Non hai mai sentito il desiderio di conoscerlo? 
«Tantissimo. Ho una curiosità incredibile».
Parlami di tuo papà. Ogni volta che lo fai ti si inumidiscono gli occhi.
«Ironico, non sarcastico. Rideva con, non rideva contro. Ricordo un papà che mi dedicava veramente tanto tempo a scrivere, a suonare insieme, a spiegare. Mi ricordo un papà chiacchierone che mi spiegava qualsiasi cosa. Di mattina veniva col caffè. Io ero servita e riverita da Peppe Consoli, mio padre. Straviziata da lui. Non ho mai ricevuto uno schiaffo da mio padre, bastava uno sguardo per sentirmi mortificata, quando sbagliavo a fare qualcosa. E poi lui siccome voleva che io suonassi mi mandava nei pub a quindici anni. Ma c’era lui, veniva tra il pubblico con la birra. Era molto fiero. E io felice della sua fierezza».
Quale ti sembra sia la virtù che sta sparendo più pericolosamente? La gentilezza, l’altruismo?
«Empatia. Una notevole diminuzione di empatia, una grande rimonta del narcisismo. Crea sterilità. È tutto usa e getta. Le persone si trattano come se fossero un telefonino. Adesso c’è il nuovo modello quindi cambio. Invece di riparare, perché tanto vale cambiare. Tutto è destinato all’obsolescenza. Ed è brutto, perché ci sentiamo vecchi, ci sentiamo inutili solo perché dobbiamo fare la cosa più bella del mondo: cambiare noi stessi». 
Ti sembra che si stia smarrendo razionalità? La fiducia nella scienza, in fondo, è fiducia nel futuro.

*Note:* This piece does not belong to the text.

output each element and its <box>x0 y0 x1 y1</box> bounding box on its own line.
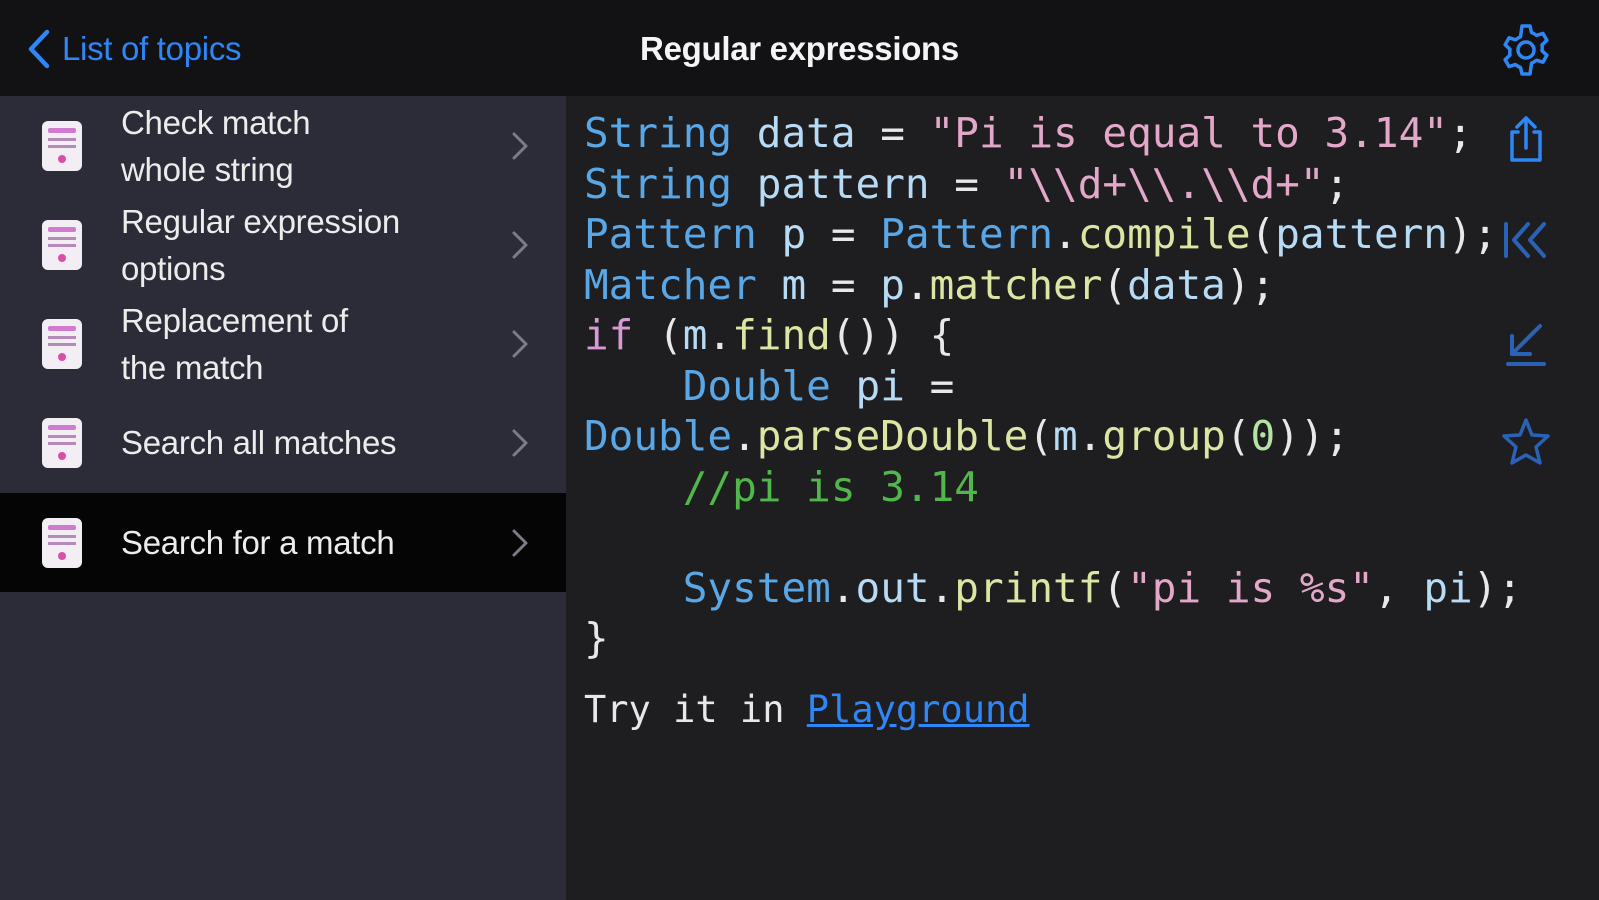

«Il problema è che non si riesce più a scindere il grano dalla gramigna. C’è così tanto. Da una parte è positivo, dall’altra, se non hai una conoscenza e una bussola che ti portino a discernere e a separare bene, praticamente ingurgiti tutto e diventi bulimico di nozioni che non sempre sono vere. Io sono un’illuminista nel cuore: credo molto nella scienza e nel ruolo che la conoscenza ha nell’uomo. È l’origine anche della Rivoluzione francese: un popolo di gente erudita può scegliere, può scegliere in maniera cosciente. E poi in me c’è, in questo campo, un piccolo riferimento alla felicità. Per essere felici bisogna coltivare il tempo. Ci hanno abituato a non aspettare, come se fosse una virtù impiegare meno tempo a fare delle cose. Invece il tempo serve, è utile a sedimentare un dolore, a capire, ad approfondire, a viaggiare. Ad essere felici».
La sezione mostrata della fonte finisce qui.